Facebook logo. Obrazek ilustracyjny. Źródło: pixabay
Facebook logo. Obrazek ilustracyjny. Źródło: pixabay
REKLAMA

„Amerykański koncern cyfrowy spełnił swoją groźbę wobec Australijczyków i zablokował im możliwość zamieszczania odnośników do środków masowego przekazu” – podaje portal Kresy.pl.

W czwartek telewizja Al Jazeera poinformowała, że użytkownicy z Australii nie mogą już zamieścić na Facebooku żadnych odnośników do portali informacyjnych. Administratorzy kont środków masowego przekazu mogli zamieszczać swoje odnośniki, jednak nie były one widoczne dla użytkowników z Australii.

Facebook już pół roku temu straszył takim rozwiązaniem, po tym jak australijski rząd rozpoczął prace nad podatkiem dla wielkich platform cyfrowych. Zakłada on naliczanie kwot za ruch użytkowników na platformach wywołany przez treści zamieszczone przez środki masowego przekazu. Politycy tłumaczą, że wielcy gracze w poważnym stopniu zachwiały przepływami na rynku reklamy, przez co tradycyjne media straciły zamówienia.

REKLAMA

„Proponowane prawo zasadniczo nie wyraża zrozumienia relacji między naszą platformą a wydawcami, którzy używają jej do udostępniania treści informacyjnych” – odpowiedział zarząd Facebooka. „Postawiło nas to przed trudnym wyborem: spróbować zastosować się do prawa, które ignoruje realia tej relacji lub wstrzymać przyzwolenie na treści informacyjne w Australii w ramach naszych usług. Z ciężkim sercem wybieramy to drugie” – napisano.

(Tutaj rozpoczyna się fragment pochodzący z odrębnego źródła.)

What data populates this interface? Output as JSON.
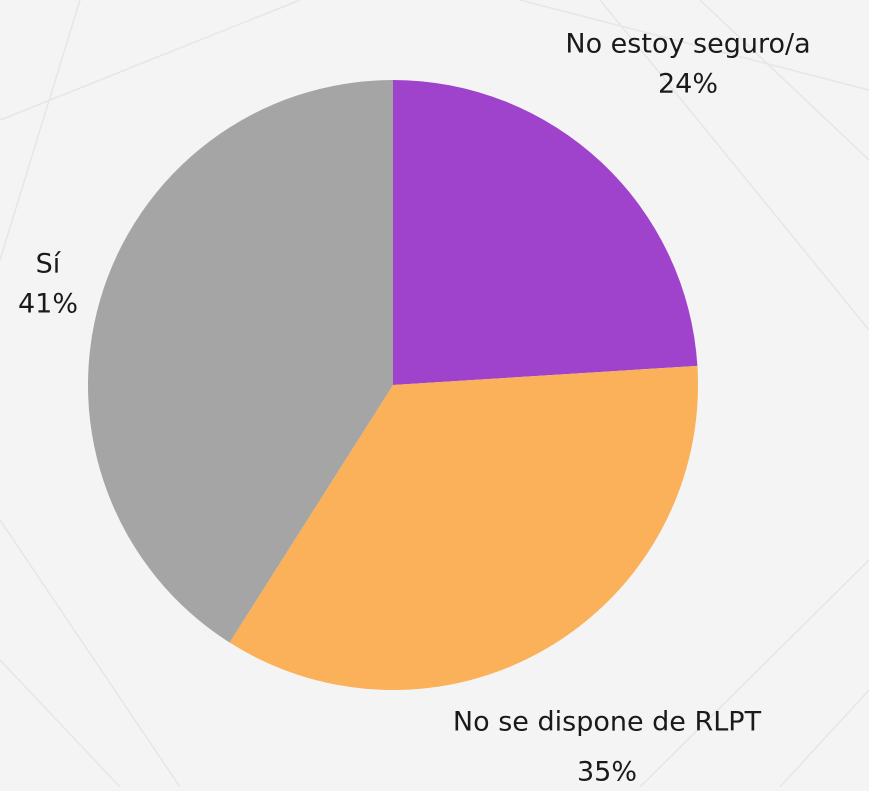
{
  "chart_data": {
    "type": "pie",
    "categories": [
      "No estoy seguro/a",
      "No se dispone de RLPT",
      "Sí"
    ],
    "values": [
      24,
      35,
      41
    ],
    "value_labels": [
      "24%",
      "35%",
      "41%"
    ],
    "colors": [
      "#9f43cc",
      "#fab15a",
      "#a5a5a5"
    ]
  }
}
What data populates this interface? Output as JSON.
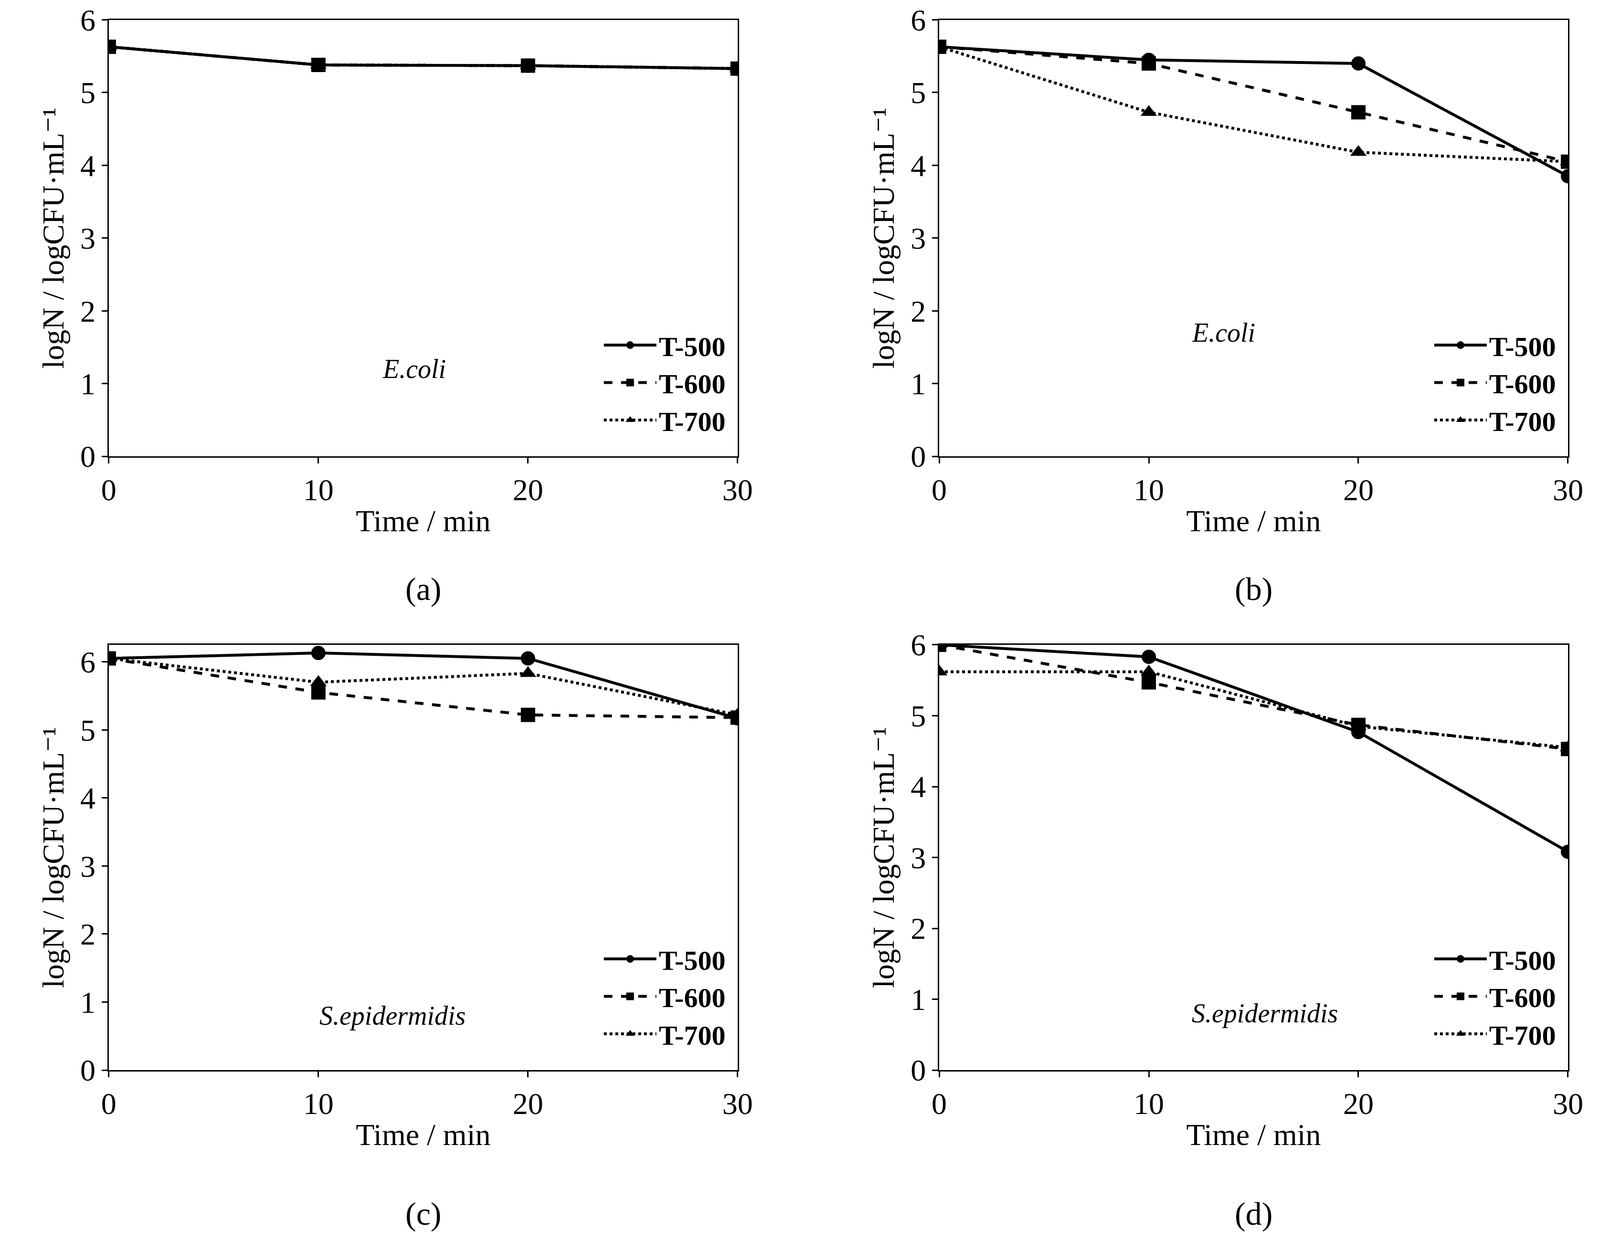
{
  "chart_data": [
    {
      "type": "line",
      "panel": "(a)",
      "annotation": "E.coli",
      "x_label": "Time / min",
      "y_label": "logN / logCFU·mL⁻¹",
      "x": [
        0,
        10,
        20,
        30
      ],
      "xlim": [
        0,
        30
      ],
      "xticks": [
        0,
        10,
        20,
        30
      ],
      "ylim": [
        0,
        6
      ],
      "yticks": [
        0,
        1,
        2,
        3,
        4,
        5,
        6
      ],
      "grid": false,
      "legend": "lower right",
      "series": [
        {
          "name": "T-500",
          "color": "#000000",
          "marker": "circle",
          "line_style": "solid",
          "values": [
            5.63,
            5.38,
            5.37,
            5.33
          ]
        },
        {
          "name": "T-600",
          "color": "#000000",
          "marker": "square",
          "line_style": "dash",
          "values": [
            5.63,
            5.38,
            5.37,
            5.33
          ]
        },
        {
          "name": "T-700",
          "color": "#000000",
          "marker": "triangle",
          "line_style": "dot",
          "values": [
            5.63,
            5.38,
            5.37,
            5.33
          ]
        }
      ]
    },
    {
      "type": "line",
      "panel": "(b)",
      "annotation": "E.coli",
      "x_label": "Time / min",
      "y_label": "logN / logCFU·mL⁻¹",
      "x": [
        0,
        10,
        20,
        30
      ],
      "xlim": [
        0,
        30
      ],
      "xticks": [
        0,
        10,
        20,
        30
      ],
      "ylim": [
        0,
        6
      ],
      "yticks": [
        0,
        1,
        2,
        3,
        4,
        5,
        6
      ],
      "grid": false,
      "legend": "lower right",
      "series": [
        {
          "name": "T-500",
          "color": "#000000",
          "marker": "circle",
          "line_style": "solid",
          "values": [
            5.63,
            5.45,
            5.4,
            3.85
          ]
        },
        {
          "name": "T-600",
          "color": "#000000",
          "marker": "square",
          "line_style": "dash",
          "values": [
            5.63,
            5.4,
            4.73,
            4.05
          ]
        },
        {
          "name": "T-700",
          "color": "#000000",
          "marker": "triangle",
          "line_style": "dot",
          "values": [
            5.63,
            4.73,
            4.18,
            4.05
          ]
        }
      ]
    },
    {
      "type": "line",
      "panel": "(c)",
      "annotation": "S.epidermidis",
      "x_label": "Time / min",
      "y_label": "logN / logCFU·mL⁻¹",
      "x": [
        0,
        10,
        20,
        30
      ],
      "xlim": [
        0,
        30
      ],
      "xticks": [
        0,
        10,
        20,
        30
      ],
      "ylim": [
        0,
        6.25
      ],
      "yticks": [
        0,
        1,
        2,
        3,
        4,
        5,
        6
      ],
      "grid": false,
      "legend": "lower right",
      "series": [
        {
          "name": "T-500",
          "color": "#000000",
          "marker": "circle",
          "line_style": "solid",
          "values": [
            6.05,
            6.13,
            6.05,
            5.17
          ]
        },
        {
          "name": "T-600",
          "color": "#000000",
          "marker": "square",
          "line_style": "dash",
          "values": [
            6.05,
            5.55,
            5.22,
            5.18
          ]
        },
        {
          "name": "T-700",
          "color": "#000000",
          "marker": "triangle",
          "line_style": "dot",
          "values": [
            6.05,
            5.7,
            5.83,
            5.22
          ]
        }
      ]
    },
    {
      "type": "line",
      "panel": "(d)",
      "annotation": "S.epidermidis",
      "x_label": "Time / min",
      "y_label": "logN / logCFU·mL⁻¹",
      "x": [
        0,
        10,
        20,
        30
      ],
      "xlim": [
        0,
        30
      ],
      "xticks": [
        0,
        10,
        20,
        30
      ],
      "ylim": [
        0,
        6
      ],
      "yticks": [
        0,
        1,
        2,
        3,
        4,
        5,
        6
      ],
      "grid": false,
      "legend": "lower right",
      "series": [
        {
          "name": "T-500",
          "color": "#000000",
          "marker": "circle",
          "line_style": "solid",
          "values": [
            6.0,
            5.83,
            4.77,
            3.08
          ]
        },
        {
          "name": "T-600",
          "color": "#000000",
          "marker": "square",
          "line_style": "dash",
          "values": [
            6.0,
            5.47,
            4.87,
            4.53
          ]
        },
        {
          "name": "T-700",
          "color": "#000000",
          "marker": "triangle",
          "line_style": "dot",
          "values": [
            5.62,
            5.62,
            4.85,
            4.55
          ]
        }
      ]
    }
  ]
}
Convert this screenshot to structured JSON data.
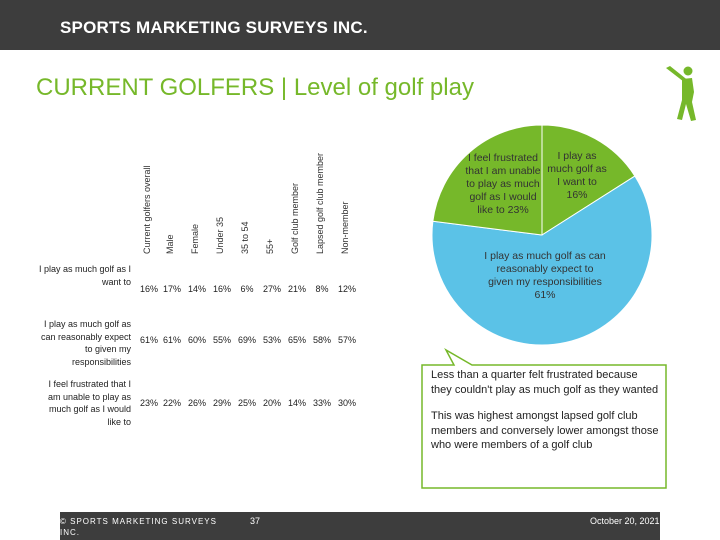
{
  "header": {
    "brand": "SPORTS MARKETING SURVEYS INC."
  },
  "title": "CURRENT GOLFERS  |  Level of golf play",
  "table": {
    "columns": [
      "Current golfers overall",
      "Male",
      "Female",
      "Under 35",
      "35 to 54",
      "55+",
      "Golf club member",
      "Lapsed golf club member",
      "Non-member"
    ],
    "rows": [
      {
        "label": "I play as much golf as I want to",
        "values": [
          "16%",
          "17%",
          "14%",
          "16%",
          "6%",
          "27%",
          "21%",
          "8%",
          "12%"
        ]
      },
      {
        "label": "I play as much golf as can reasonably expect to given my responsibilities",
        "values": [
          "61%",
          "61%",
          "60%",
          "55%",
          "69%",
          "53%",
          "65%",
          "58%",
          "57%"
        ]
      },
      {
        "label": "I feel frustrated that I am unable to play as much golf as I would like to",
        "values": [
          "23%",
          "22%",
          "26%",
          "29%",
          "25%",
          "20%",
          "14%",
          "33%",
          "30%"
        ]
      }
    ]
  },
  "chart_data": {
    "type": "pie",
    "categories": [
      "I play as much golf as I want to",
      "I play as much golf as can reasonably expect to given my responsibilities",
      "I feel frustrated that I am unable to play as much golf as I would like to"
    ],
    "values": [
      16,
      61,
      23
    ],
    "colors": [
      "#76b82a",
      "#5bc2e7",
      "#76b82a"
    ],
    "labels": [
      "I play as much golf as I want to 16%",
      "I play as much golf as can reasonably expect to given my responsibilities 61%",
      "I feel frustrated that I am unable to play as much golf as I would like to 23%"
    ]
  },
  "callout": {
    "p1": "Less than a quarter felt frustrated because they couldn't play as much golf as they wanted",
    "p2": "This was highest amongst lapsed golf club members and conversely lower amongst those who were members of a golf club"
  },
  "footer": {
    "copyright": "© SPORTS MARKETING SURVEYS INC.",
    "page": "37",
    "date": "October 20, 2021"
  },
  "colors": {
    "accent": "#76b82a",
    "blue": "#5bc2e7",
    "bar": "#3d3d3d"
  },
  "icons": [
    "golfer-icon"
  ]
}
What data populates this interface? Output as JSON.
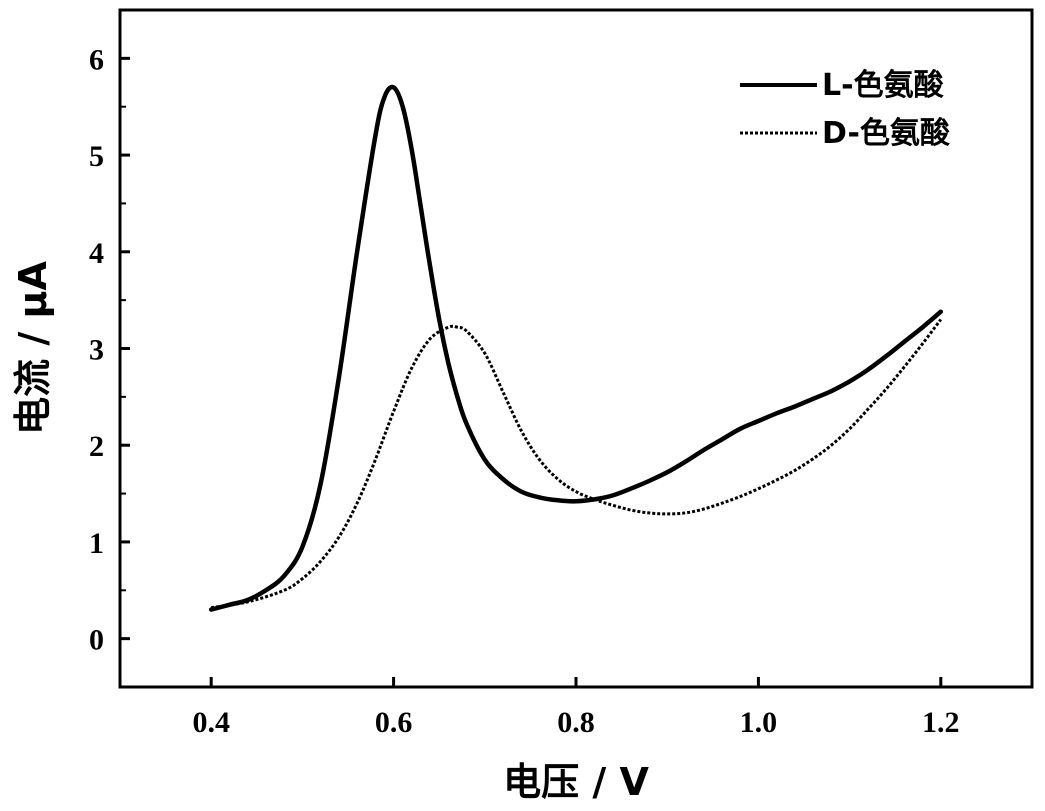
{
  "chart_data": {
    "type": "line",
    "xlabel": "电压 / V",
    "ylabel": "电流 / μA",
    "xlim": [
      0.3,
      1.3
    ],
    "ylim": [
      -0.5,
      6.5
    ],
    "xticks": [
      0.4,
      0.6,
      0.8,
      1.0,
      1.2
    ],
    "xtick_labels": [
      "0.4",
      "0.6",
      "0.8",
      "1.0",
      "1.2"
    ],
    "yticks": [
      0,
      1,
      2,
      3,
      4,
      5,
      6
    ],
    "ytick_labels": [
      "0",
      "1",
      "2",
      "3",
      "4",
      "5",
      "6"
    ],
    "grid": false,
    "legend_position": "top-right",
    "series": [
      {
        "name": "L-色氨酸",
        "line_style": "solid",
        "color": "#000000",
        "x": [
          0.4,
          0.42,
          0.44,
          0.46,
          0.48,
          0.5,
          0.52,
          0.54,
          0.56,
          0.58,
          0.59,
          0.6,
          0.61,
          0.62,
          0.63,
          0.64,
          0.65,
          0.66,
          0.67,
          0.68,
          0.7,
          0.72,
          0.74,
          0.76,
          0.78,
          0.8,
          0.82,
          0.84,
          0.86,
          0.88,
          0.9,
          0.92,
          0.94,
          0.96,
          0.98,
          1.0,
          1.02,
          1.04,
          1.06,
          1.08,
          1.1,
          1.12,
          1.14,
          1.16,
          1.18,
          1.2
        ],
        "y": [
          0.3,
          0.35,
          0.4,
          0.5,
          0.65,
          0.95,
          1.6,
          2.7,
          4.0,
          5.2,
          5.6,
          5.7,
          5.5,
          5.05,
          4.45,
          3.85,
          3.3,
          2.85,
          2.5,
          2.22,
          1.85,
          1.65,
          1.52,
          1.46,
          1.43,
          1.42,
          1.44,
          1.48,
          1.55,
          1.63,
          1.72,
          1.83,
          1.95,
          2.06,
          2.17,
          2.25,
          2.33,
          2.4,
          2.48,
          2.56,
          2.66,
          2.78,
          2.92,
          3.07,
          3.22,
          3.38
        ]
      },
      {
        "name": "D-色氨酸",
        "line_style": "dotted",
        "color": "#000000",
        "x": [
          0.4,
          0.44,
          0.48,
          0.5,
          0.52,
          0.54,
          0.56,
          0.58,
          0.6,
          0.62,
          0.64,
          0.66,
          0.67,
          0.68,
          0.7,
          0.72,
          0.74,
          0.76,
          0.78,
          0.8,
          0.82,
          0.84,
          0.86,
          0.88,
          0.9,
          0.92,
          0.94,
          0.96,
          0.98,
          1.0,
          1.02,
          1.04,
          1.06,
          1.08,
          1.1,
          1.12,
          1.14,
          1.16,
          1.18,
          1.2
        ],
        "y": [
          0.32,
          0.38,
          0.5,
          0.62,
          0.8,
          1.05,
          1.4,
          1.85,
          2.35,
          2.8,
          3.1,
          3.22,
          3.22,
          3.18,
          2.95,
          2.55,
          2.15,
          1.85,
          1.65,
          1.52,
          1.44,
          1.38,
          1.33,
          1.3,
          1.29,
          1.3,
          1.34,
          1.4,
          1.47,
          1.55,
          1.64,
          1.74,
          1.86,
          2.0,
          2.17,
          2.37,
          2.58,
          2.81,
          3.05,
          3.3
        ]
      }
    ]
  }
}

Jak podaje Al Jazeera, działania Facebooka wywołało falę krytyki, bo zablokowane zostały także konta ministerstwa zdrowia, zakładów ochrony zdrowia czy straży pożarnej.

Marcus Strom, przewodniczący australijskiego związku pracowników mediów powiedział katarskiej telewizji, że „nie chodzi tylko o Australię”. – Martwią ich światowy precedens. To klasyczne monopolistyczne posunięcie potężnej firmy próbującej dyktować, co ma robić społeczeństwo, gdy w społeczeństwie demokratycznym to społeczeństwo obywatelskie musi określać sposób działania firm technologicznych – tłumaczył.